Data Scaling

Data scaling is a data processing technique used to adjust the range of features (input variables) in a dataset to a common scale, without distorting differences in the relative ranges of values.

To illustrate the motivations behind data scaling, let’s revisit our familiar dataset of economic indicators:

from pandas import read_csv

repo_url = "https://raw.githubusercontent.com/prof-rossetti/python-for-finance"
request_url = f"{repo_url}/main/docs/data/monthly-indicators.csv"

df = read_csv(request_url)
df.head()
timestamp cpi fed spy gld
0 2024-05-01 314.069 5.33 525.6718 215.30
1 2024-04-01 313.548 5.33 500.3636 211.87
2 2024-03-01 312.332 5.33 521.3857 205.72
3 2024-02-01 310.326 5.33 504.8645 189.31
4 2024-01-01 308.417 5.33 479.8240 188.45
print(len(df))
print(df["timestamp"].min(), "...", df["timestamp"].max())
234
2004-12-01 ... 2024-05-01

When we plot this data on a graph, we are not able to see the movement of the federal funds rate, because its scale is so much smaller than the other indicators:

import plotly.express as px

chart_df = df.copy()
chart_df.index = df["timestamp"]
chart_df.drop(columns=["timestamp"], inplace=True)

px.line(chart_df, y=["cpi", "fed", "spy", "gld"],
        title="Financial indicators over time (unscaled)"
)

Let’s fix this by scaling the data.

Scaling the data will make it easier to plot all these different series on a graph, so we can start to get a sense of how their movements might correlate (in an unofficial way).

Data Scaling Techniques

Min-Max Scaling

One scaling approach called min-max scaling calls for dividing each value over the maximum value in that column, essentially expressing each value as a percentage of the greatest value.

scaled_df = df.copy()
scaled_df.index = df["timestamp"]
scaled_df.drop(columns=["timestamp"], inplace=True)

# MIN-MAX SCALING:
# dividing each value by that column's maximum value
scaled_df = scaled_df / scaled_df.max()

px.line(scaled_df, y=["cpi", "fed", "spy", "gld"],
        title="Financial indicators over time (min-max scaled)"
)

When we use min-max scaling, resulting values will be expressed on a scale between zero and one.

Standard Scaling

An alternative, more rigorous, scaling approach, called standard scaling or z-score normalization, mean-centers the data and normalizes by the standard deviation:

scaled_df = df.copy()
scaled_df.index = df["timestamp"]
scaled_df.drop(columns=["timestamp"], inplace=True)

# STANDARD SCALING:
# standardization / normalization
scaled_df = (scaled_df - scaled_df.mean()) / scaled_df.std()

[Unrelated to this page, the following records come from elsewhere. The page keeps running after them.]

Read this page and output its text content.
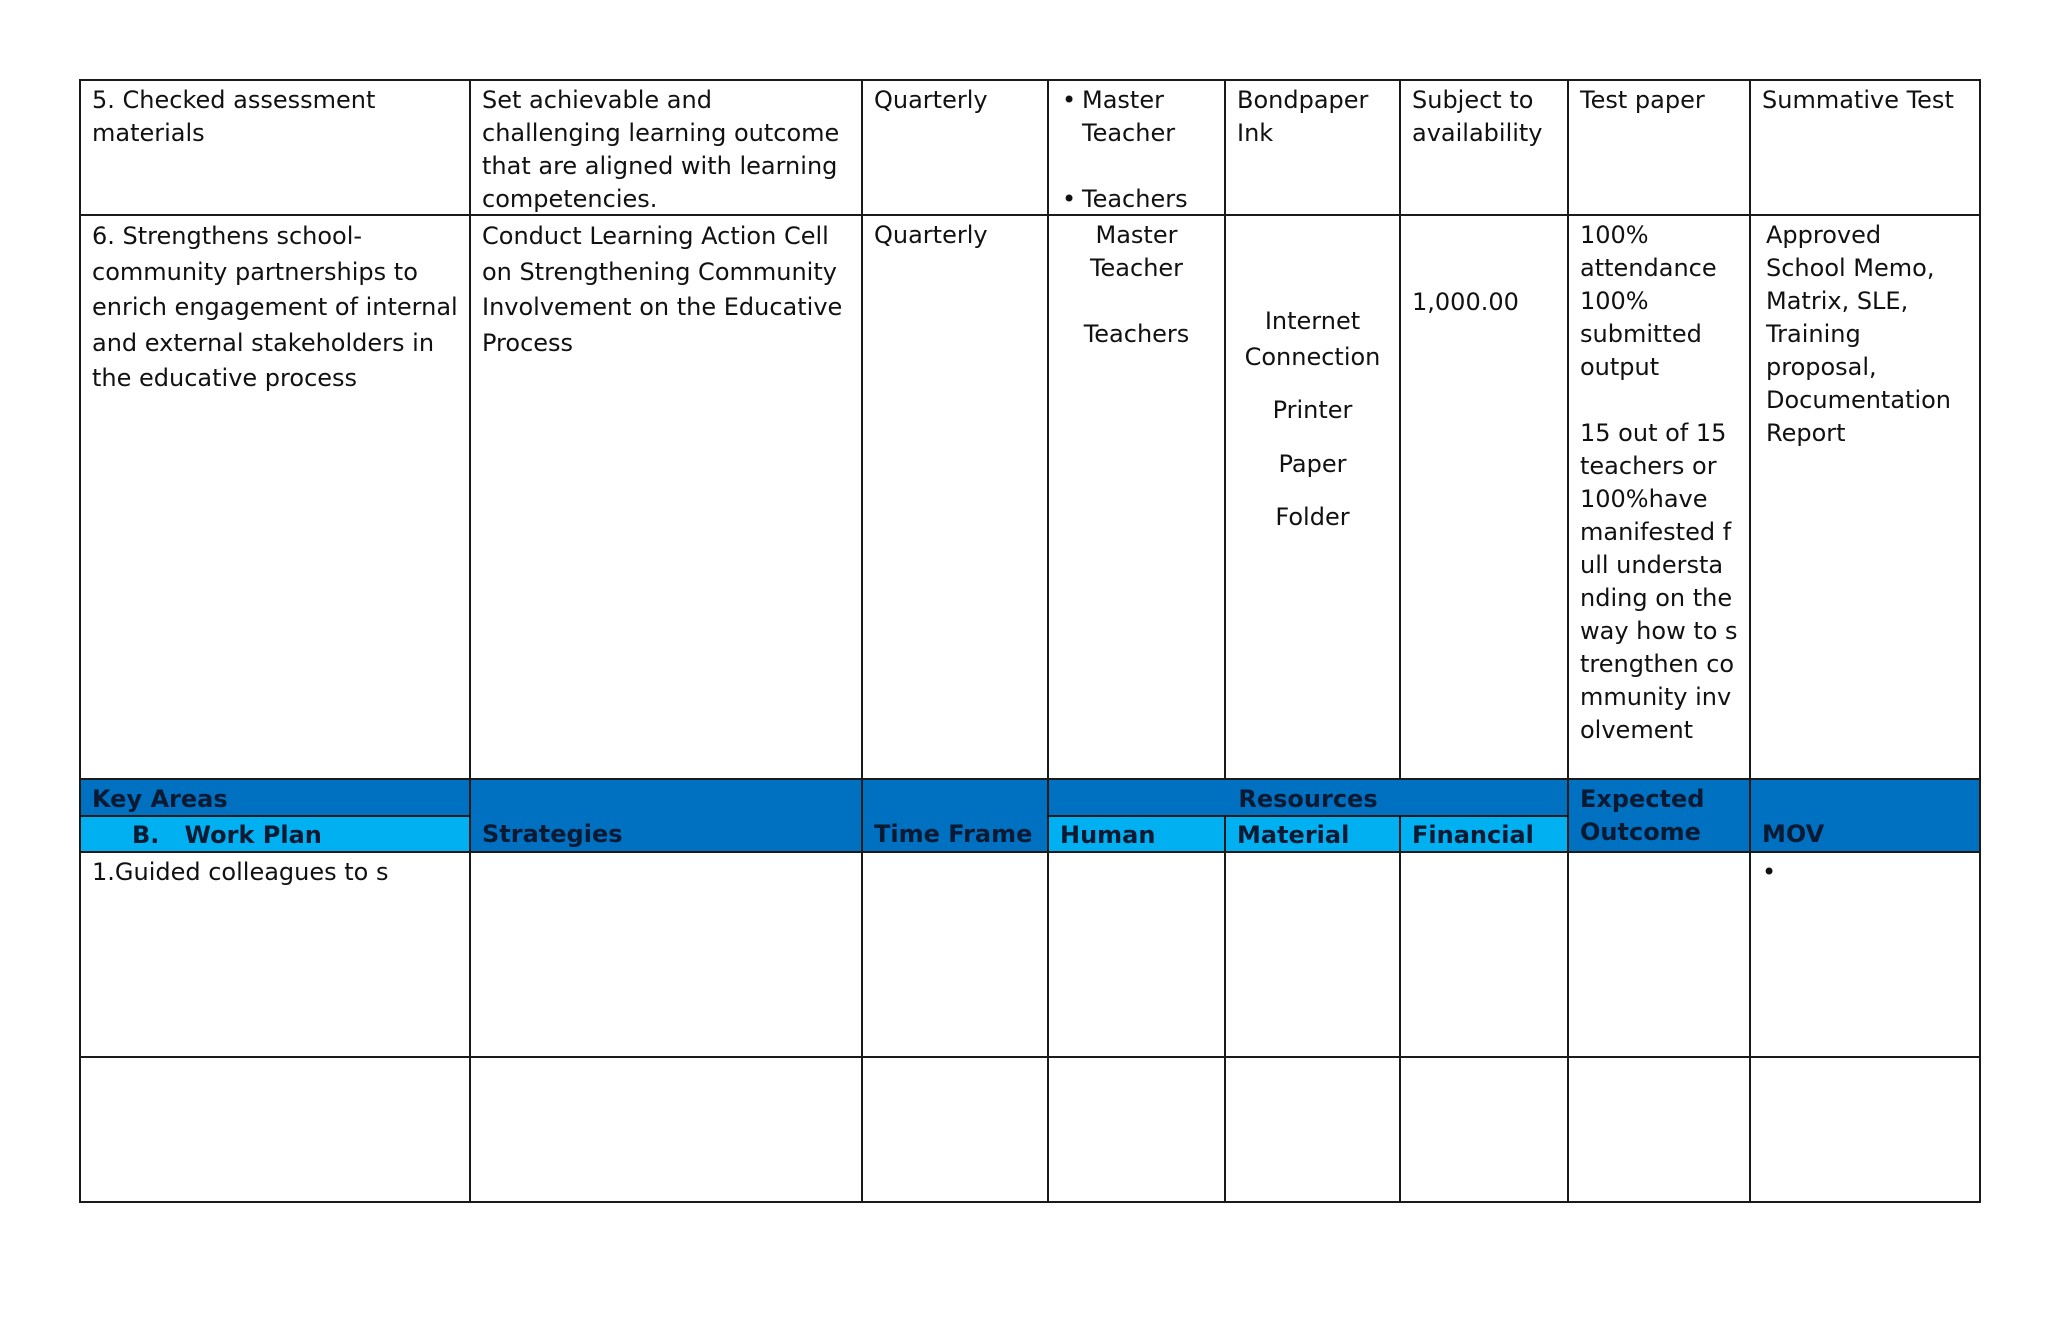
5. Checked assessment materials
Set achievable and challenging learning outcome that are aligned with learning competencies.
Quarterly
•	Master Teacher
• Teachers
Bondpaper
Ink
Subject to availability
Test paper	Summative Test
6. Strengthens school-community partnerships to enrich engagement of internal and external stakeholders in the educative process
Conduct Learning Action Cell on Strengthening Community Involvement on the Educative Process
Quarterly	Master Teacher
Teachers	Internet Connection
Printer
Paper
Folder
1,000.00
100% attendance 100% submitted output
15 out of 15 teachers or 100%have manifested full understanding on the way how to strengthen community involvement
Approved School Memo, Matrix, SLE, Training proposal, Documentation Report
Key Areas
B. Work Plan	Strategies	Time Frame
Resources
Human	Material	Financial
Expected Outcome	MOV
1.Guided colleagues to s	•
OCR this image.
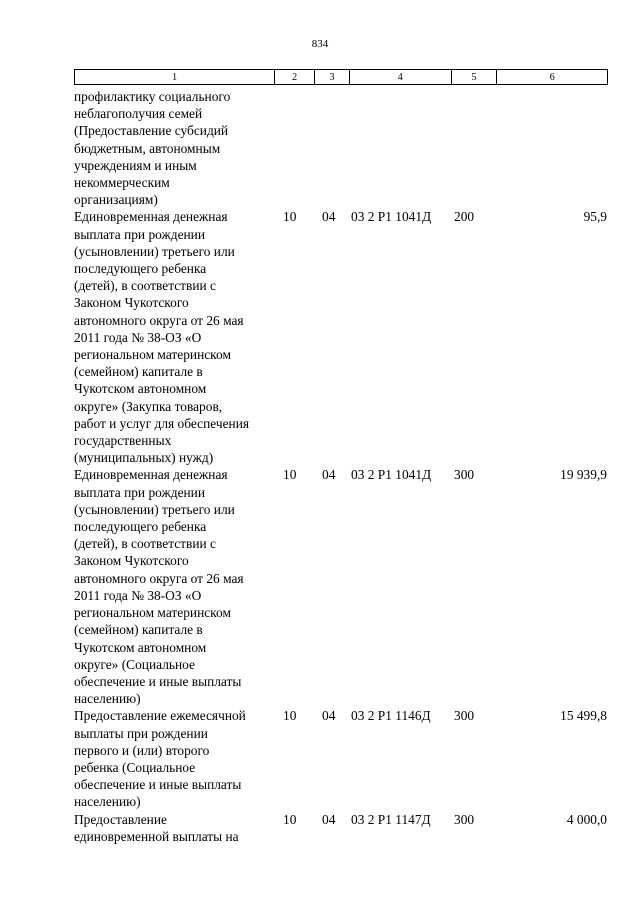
834
1	2	3	4	5	6
профилактику социального
неблагополучия семей
(Предоставление субсидий
бюджетным, автономным
учреждениям и иным
некоммерческим
организациям)
Единовременная денежная
выплата при рождении
(усыновлении) третьего или
последующего ребенка
(детей), в соответствии с
Законом Чукотского
автономного округа от 26 мая
2011 года № 38-ОЗ «О
региональном материнском
(семейном) капитале в
Чукотском автономном
округе» (Закупка товаров,
работ и услуг для обеспечения
государственных
(муниципальных) нужд)
10	04	03 2 Р1 1041Д	200	95,9
Единовременная денежная
выплата при рождении
(усыновлении) третьего или
последующего ребенка
(детей), в соответствии с
Законом Чукотского
автономного округа от 26 мая
2011 года № 38-ОЗ «О
региональном материнском
(семейном) капитале в
Чукотском автономном
округе» (Социальное
обеспечение и иные выплаты
населению)
10	04	03 2 Р1 1041Д	300	19 939,9
Предоставление ежемесячной
выплаты при рождении
первого и (или) второго
ребенка (Социальное
обеспечение и иные выплаты
населению)
10	04	03 2 Р1 1146Д	300	15 499,8
Предоставление
единовременной выплаты на
10	04	03 2 Р1 1147Д	300	4 000,0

px.line(scaled_df, y=["cpi", "fed", "spy", "gld"],
        title="Financial indicators over time (standard/z-score scaled)"
)

When we use standard scaling, resulting values will be expressed on a scale which is centered around zero.

Now that we have scaled the data, we can more easily compare the movements of all the datasets. Which indicators have been moving up or down at a time when another indicator has been moving up or down. Are there any time periods where we might start to suspect correlation in a positive or negative way?

Importance for Machine Learning

Data scaling is relevant in machine learning when using multiple input features that have different scales. In these situations, scaling ensures different features contribute proportionally to the model during training. If features are not scaled, those features with larger ranges may disproportionately influence the model, leading to biased predictions or slower convergence during training.

Some models, such as ordinary least squares linear regression, are less sensitive to the range of input data, and with these models, scaling the data may not make a noticeable difference in performance.

However other algorithms, especially those which utilize distance-based calculations (e.g. Support Vector Machines, or K-Nearest Neighbors) or regularization methods (e.g. Ridge or Lasso regression), are particularly sensitive to the range of the input data and perform better when all features are on a similar scale.

By scaling data, using techniques like min-max scaling or standard scaling, we ensure that each feature contributes equally, improving model performance, training efficiency, and the accuracy of predictions.